Nadeem Abbasi

Personal information
- Full name: Nadeem Ahmed Abbasi
- Born: 10 November 1968 (age 57) Murree, Rawalpindi, Punjab, Pakistan
- Batting: Right-handed
- Role: Wicket-keeper

International information
- National side: Pakistan;
- Test debut (cap 112): 23 November 1989 v India
- Last Test: 9 December 1989 v India

Career statistics
| Competition | Test | FC | LA |
| Matches | 3 | 131 | 88 |
| Runs scored | 46 | 5,157 | 1,638 |
| Batting average | 23.00 | 29.63 | 23.40 |
| 100s/50s | 0/0 | 6/23 | 0/6 |
| Top score | 36 | 120* | 91* |
| Balls bowled | – | 131 | 71 |
| Wickets | – | 6 | 1 |
| Bowling average | – | 45.83 | 65.00 |
| 5 wickets in innings | – | 0 | 0 |
| 10 wickets in match | – | 0 | 0 |
| Best bowling | – | 2/27 | 1/18 |
| Catches/stumpings | 6/– | 294/31 | 79/36 |
- Source: espncricinfo.com, 22 January 2021

= Nadeem Abbasi =

Pakistani cricketer (born 1968)

Nadeem Abbasi (born 10 November 1968) is a former Pakistani cricketer who played in three Test matches in 1989.

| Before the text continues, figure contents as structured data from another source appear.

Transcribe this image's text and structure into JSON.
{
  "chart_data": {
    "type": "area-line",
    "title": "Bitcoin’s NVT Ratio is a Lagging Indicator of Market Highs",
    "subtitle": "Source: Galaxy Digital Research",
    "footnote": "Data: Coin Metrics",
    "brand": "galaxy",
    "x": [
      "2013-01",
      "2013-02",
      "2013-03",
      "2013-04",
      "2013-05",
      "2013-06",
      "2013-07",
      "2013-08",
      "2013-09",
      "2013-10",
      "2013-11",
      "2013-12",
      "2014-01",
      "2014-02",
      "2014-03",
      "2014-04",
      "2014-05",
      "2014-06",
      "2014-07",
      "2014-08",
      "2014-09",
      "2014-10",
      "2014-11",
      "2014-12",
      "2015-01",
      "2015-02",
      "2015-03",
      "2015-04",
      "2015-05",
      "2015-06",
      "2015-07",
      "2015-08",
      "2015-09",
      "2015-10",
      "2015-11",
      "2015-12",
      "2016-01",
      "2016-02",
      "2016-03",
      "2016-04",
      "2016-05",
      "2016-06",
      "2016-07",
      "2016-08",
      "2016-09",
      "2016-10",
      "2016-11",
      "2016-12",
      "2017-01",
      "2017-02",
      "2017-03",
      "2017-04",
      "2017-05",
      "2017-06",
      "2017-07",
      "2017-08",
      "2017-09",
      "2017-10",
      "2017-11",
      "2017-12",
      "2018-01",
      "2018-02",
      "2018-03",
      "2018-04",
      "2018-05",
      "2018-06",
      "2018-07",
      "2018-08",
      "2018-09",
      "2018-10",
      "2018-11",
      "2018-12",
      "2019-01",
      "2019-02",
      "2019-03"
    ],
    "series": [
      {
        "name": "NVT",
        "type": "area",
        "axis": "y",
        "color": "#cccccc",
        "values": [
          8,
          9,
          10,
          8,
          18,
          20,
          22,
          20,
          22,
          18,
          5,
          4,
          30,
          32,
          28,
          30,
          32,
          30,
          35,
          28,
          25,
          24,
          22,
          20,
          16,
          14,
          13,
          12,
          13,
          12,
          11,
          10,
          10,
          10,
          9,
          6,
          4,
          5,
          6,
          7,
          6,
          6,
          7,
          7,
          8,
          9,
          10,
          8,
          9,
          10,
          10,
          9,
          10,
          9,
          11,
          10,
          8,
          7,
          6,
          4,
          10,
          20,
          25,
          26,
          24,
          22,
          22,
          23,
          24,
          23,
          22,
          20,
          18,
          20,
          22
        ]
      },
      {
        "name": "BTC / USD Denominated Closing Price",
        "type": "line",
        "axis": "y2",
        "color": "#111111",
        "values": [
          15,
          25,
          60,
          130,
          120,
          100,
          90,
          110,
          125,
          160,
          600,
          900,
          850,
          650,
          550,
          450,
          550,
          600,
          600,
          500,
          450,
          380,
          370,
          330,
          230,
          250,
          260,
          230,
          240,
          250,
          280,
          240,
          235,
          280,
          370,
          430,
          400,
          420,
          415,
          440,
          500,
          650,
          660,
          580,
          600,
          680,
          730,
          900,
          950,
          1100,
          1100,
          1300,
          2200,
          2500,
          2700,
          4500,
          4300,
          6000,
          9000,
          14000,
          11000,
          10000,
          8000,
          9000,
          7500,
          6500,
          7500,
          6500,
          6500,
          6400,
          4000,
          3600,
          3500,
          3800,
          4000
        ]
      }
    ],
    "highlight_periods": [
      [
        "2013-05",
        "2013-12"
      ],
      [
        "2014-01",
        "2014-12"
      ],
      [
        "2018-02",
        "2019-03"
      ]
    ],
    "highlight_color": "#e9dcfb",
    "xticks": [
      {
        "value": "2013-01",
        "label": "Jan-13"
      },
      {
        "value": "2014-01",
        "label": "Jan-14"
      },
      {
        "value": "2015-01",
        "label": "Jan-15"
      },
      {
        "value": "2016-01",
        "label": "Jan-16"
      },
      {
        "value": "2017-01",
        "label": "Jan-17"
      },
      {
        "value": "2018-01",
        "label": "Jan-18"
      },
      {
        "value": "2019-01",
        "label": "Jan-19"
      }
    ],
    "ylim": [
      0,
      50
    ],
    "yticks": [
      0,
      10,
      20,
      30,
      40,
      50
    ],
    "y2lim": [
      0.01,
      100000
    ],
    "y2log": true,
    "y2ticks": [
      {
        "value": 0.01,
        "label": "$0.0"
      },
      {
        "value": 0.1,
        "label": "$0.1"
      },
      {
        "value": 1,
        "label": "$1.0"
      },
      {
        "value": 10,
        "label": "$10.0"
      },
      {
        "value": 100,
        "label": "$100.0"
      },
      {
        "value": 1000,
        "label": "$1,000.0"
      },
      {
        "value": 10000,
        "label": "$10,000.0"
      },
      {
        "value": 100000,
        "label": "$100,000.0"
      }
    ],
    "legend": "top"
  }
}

He also captained Khan Research Laboratories and Rawalpindi in domestic first-class cricket. During this tenure, he led KRL to a runners-up spot in the National One Day Cup in 2000. After retirement, he became a very successful Rawalpindi coach and regional selector, as well as working in the Pakistan National Cricket Academy and Abbottabad Region, grooming players, who later played for Pakistan.